Tools based on these approaches may be useful for clinicians as they may help address the known problem that, when faced with a choice between reporting information in a structured or an unstructured field, physicians tend to prefer the latter, which is more in line with their attitude and training. Case in point, in the eCharts used in this study, among patients who had a CVD hospital discharge, only one in three had previous history of CVD correctly reported in the structured section of their healthcare record, despite almost all having at least one visit with mentions of hospitalisations or CVD. Moreover, NLP tools that automatically read all of a patient’s visits may help overcoming the fatigue clinicians may encounter in re-reading bulks of text buried in different records of a patient’s EHR to recall their history of prior CVD. Payers and administrators may also benefit from the use of such tools as they could better investigate whether relevant information, such as previous pathologies, are coherently reported in EHR systems, and possibly implement mitigation strategies, e.g., if they are not satisfied with the reporting rate.

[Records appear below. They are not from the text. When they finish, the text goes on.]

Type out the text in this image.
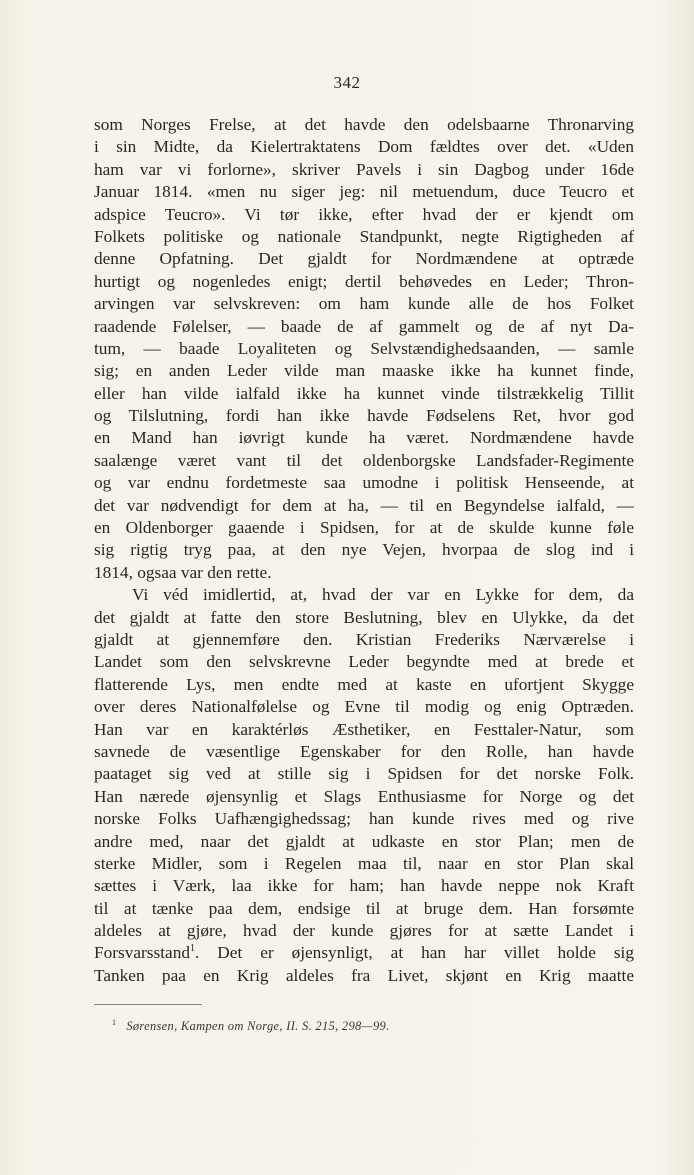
342
som Norges Frelse, at det havde den odelsbaarne Thronarving
i sin Midte, da Kielertraktatens Dom fældtes over det. «Uden
ham var vi forlorne», skriver Pavels i sin Dagbog under 16de
Januar 1814. «men nu siger jeg: nil metuendum, duce Teucro et
adspice Teucro». Vi tør ikke, efter hvad der er kjendt om
Folkets politiske og nationale Standpunkt, negte Rigtigheden af
denne Opfatning. Det gjaldt for Nordmændene at optræde
hurtigt og nogenledes enigt; dertil behøvedes en Leder; Thron-
arvingen var selvskreven: om ham kunde alle de hos Folket
raadende Følelser, — baade de af gammelt og de af nyt Da-
tum, — baade Loyaliteten og Selvstændighedsaanden, — samle
sig; en anden Leder vilde man maaske ikke ha kunnet finde,
eller han vilde ialfald ikke ha kunnet vinde tilstrækkelig Tillit
og Tilslutning, fordi han ikke havde Fødselens Ret, hvor god
en Mand han iøvrigt kunde ha været. Nordmændene havde
saalænge været vant til det oldenborgske Landsfader-Regimente
og var endnu fordetmeste saa umodne i politisk Henseende, at
det var nødvendigt for dem at ha, — til en Begyndelse ialfald, —
en Oldenborger gaaende i Spidsen, for at de skulde kunne føle
sig rigtig tryg paa, at den nye Vejen, hvorpaa de slog ind i
1814, ogsaa var den rette.
Vi véd imidlertid, at, hvad der var en Lykke for dem, da
det gjaldt at fatte den store Beslutning, blev en Ulykke, da det
gjaldt at gjennemføre den. Kristian Frederiks Nærværelse i
Landet som den selvskrevne Leder begyndte med at brede et
flatterende Lys, men endte med at kaste en ufortjent Skygge
over deres Nationalfølelse og Evne til modig og enig Optræden.
Han var en karaktérløs Æsthetiker, en Festtaler-Natur, som
savnede de væsentlige Egenskaber for den Rolle, han havde
paataget sig ved at stille sig i Spidsen for det norske Folk.
Han nærede øjensynlig et Slags Enthusiasme for Norge og det
norske Folks Uafhængighedssag; han kunde rives med og rive
andre med, naar det gjaldt at udkaste en stor Plan; men de
sterke Midler, som i Regelen maa til, naar en stor Plan skal
sættes i Værk, laa ikke for ham; han havde neppe nok Kraft
til at tænke paa dem, endsige til at bruge dem. Han forsømte
aldeles at gjøre, hvad der kunde gjøres for at sætte Landet i
Forsvarsstand$^1$. Det er øjensynligt, at han har villet holde sig
Tanken paa en Krig aldeles fra Livet, skjønt en Krig maatte
$^1$ Sørensen, Kampen om Norge, II. S. 215, 298—99.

Future studies may focus on the development of more complex architectures or training schemes, with the aim of improving performance on shorter time windows, i.e., when positive visits are rare, and models struggle to successfully learn key features useful to distinguish them from negative visits. Use of an external dataset, presently not available, would help in validating the method against more heterogeneous data, with visits coming from different clinics, where clinicians may follow slightly different protocols or conventions.